Floridians will vote Nov. 7, circuit by circuit and county by county, on whether to continue electing local judges or have them appointed in the same manner as appeals court judges and Supreme Court justices have been since 1976. The Constitution, as revised two years ago, requires these local-option referendums. They couldn't have been postponed.
But the Legislature made a fine mess of it. Ballot language it approved last year did not notify the voters that by approving "merit selection and retention" they would be giving up the opportunity, infrequent as it may be, to elect new judges. So this year legislators rewrote the question in a way that implies they want the voters to vote against appointment.
As now worded, it asks: "Shall the method . . . be changed from election by a vote of the people to selection by the judicial nominating commission and appointment by the governor with subsequent terms determined by a retention vote of the people?"
That's misleading too, as it suggests that the governor has no choice. In fact, nominating commissions are required to send him three to six names for each vacancy. They do not select, they nominate.
"They select nominees," Solicitor General Tom Warner told the Supreme Court Tuesday, putting the best face on it.
Moreover, the term "merit selection and retention," which appears five times in the constitutional provision establishing the referendums, is no longer on the ballot.
During oral arguments Tuesday, justices were plainly perturbed at being handed a problem with no good solutions, and they disposed of it in near-record time by taking barely three hours to unanimously deny a petition that asked them in effect to rewrite the ballot language. They said they'd explain later, which leaves open the possibility that we haven't heard the last of it. However the various local option referendums come out, further appeals to the court may follow.

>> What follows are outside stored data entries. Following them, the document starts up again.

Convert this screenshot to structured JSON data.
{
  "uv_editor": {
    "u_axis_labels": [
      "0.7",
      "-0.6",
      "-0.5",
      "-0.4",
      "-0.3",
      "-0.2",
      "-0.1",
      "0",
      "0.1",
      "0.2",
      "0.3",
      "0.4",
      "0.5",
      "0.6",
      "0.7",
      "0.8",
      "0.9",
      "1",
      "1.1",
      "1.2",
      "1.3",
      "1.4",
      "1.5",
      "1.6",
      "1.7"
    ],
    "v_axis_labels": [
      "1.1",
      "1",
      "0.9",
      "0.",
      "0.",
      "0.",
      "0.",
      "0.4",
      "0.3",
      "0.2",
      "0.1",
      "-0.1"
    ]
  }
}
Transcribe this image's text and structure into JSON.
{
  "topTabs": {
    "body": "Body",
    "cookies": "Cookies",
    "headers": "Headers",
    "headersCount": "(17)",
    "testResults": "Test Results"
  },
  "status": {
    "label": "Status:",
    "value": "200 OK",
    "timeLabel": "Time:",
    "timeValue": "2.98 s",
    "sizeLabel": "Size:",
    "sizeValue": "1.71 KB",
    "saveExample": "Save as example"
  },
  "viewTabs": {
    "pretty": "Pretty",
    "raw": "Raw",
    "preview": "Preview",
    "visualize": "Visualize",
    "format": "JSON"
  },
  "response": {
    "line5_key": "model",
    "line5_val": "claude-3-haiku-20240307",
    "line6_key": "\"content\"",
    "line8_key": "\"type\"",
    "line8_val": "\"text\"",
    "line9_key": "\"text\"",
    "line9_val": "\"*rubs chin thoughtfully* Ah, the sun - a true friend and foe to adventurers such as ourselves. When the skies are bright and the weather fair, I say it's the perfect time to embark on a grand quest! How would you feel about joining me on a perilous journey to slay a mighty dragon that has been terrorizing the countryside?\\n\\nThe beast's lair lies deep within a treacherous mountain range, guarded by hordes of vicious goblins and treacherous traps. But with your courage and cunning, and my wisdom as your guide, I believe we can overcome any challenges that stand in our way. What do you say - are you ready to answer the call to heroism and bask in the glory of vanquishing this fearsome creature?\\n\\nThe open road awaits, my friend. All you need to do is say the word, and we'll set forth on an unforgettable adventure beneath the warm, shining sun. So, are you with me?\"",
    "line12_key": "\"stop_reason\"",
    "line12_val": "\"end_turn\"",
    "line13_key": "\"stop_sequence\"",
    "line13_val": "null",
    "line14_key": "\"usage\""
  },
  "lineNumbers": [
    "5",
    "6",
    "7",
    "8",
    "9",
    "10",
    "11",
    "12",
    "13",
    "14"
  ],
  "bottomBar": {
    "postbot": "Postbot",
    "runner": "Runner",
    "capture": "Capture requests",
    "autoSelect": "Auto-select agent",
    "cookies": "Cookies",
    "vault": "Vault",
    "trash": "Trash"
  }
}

Some South Florida lawyers, backed by 20 former Bar presidents, had asked the court to either restore the 1999 language or write its own ballot question. That, however, would have been a choice between the unacceptable and the unprecedented. The court has never dared to rewrite misleading ballot questions; normally, it simply throws them off the ballot.
It helped Warner, in urging the court to deny the petition, that this was the least drastic outcome. For now. He acknowledged that it could lead to challenges after the election, and the court _ already under fire for a retrospective decision last week _ appeared to regard that as a painful prospect, too. We'll see whether the subsequent opinion forecloses it.
At very least, the court has a duty to set some standards of clarity for subsequent elect-or-appoint referendums, which may be endless. The Constitution allows a county or circuit to vote as often as every two years on switching from one system to the other, provided enough people petition for a revote.
The court's only other option Tuesday, also unprecedented, would have been to scrap both of the Legislature's versions and lift a new question out of the Constitution more or less verbatim: Shall the jurisdiction "select circuit (or county) judges by merit selection and retention rather than by election?"
Bruce Rogow, the plaintiffs' lead counsel, said it would reflect "the utmost loyalty to the Constitution." (If not that, then certainly more loyalty than the Legislature showed.) But he lost.
The election of judges is nearly a myth anyway. Of 160 circuit judgeships up this year, only 17 were contested. Of 138 incumbents seeking re-election, all but eight drew byes, and only one lost. But in the process, lawyers contributed at least $1.4-million to various campaigns. Wealthy candidates "loaned" at least another $1-million to themselves. That's money talking. Merit selection is by no means apolitical, but it's surely cleaner than that.
Martin Dyckman is an associate editor at the Times.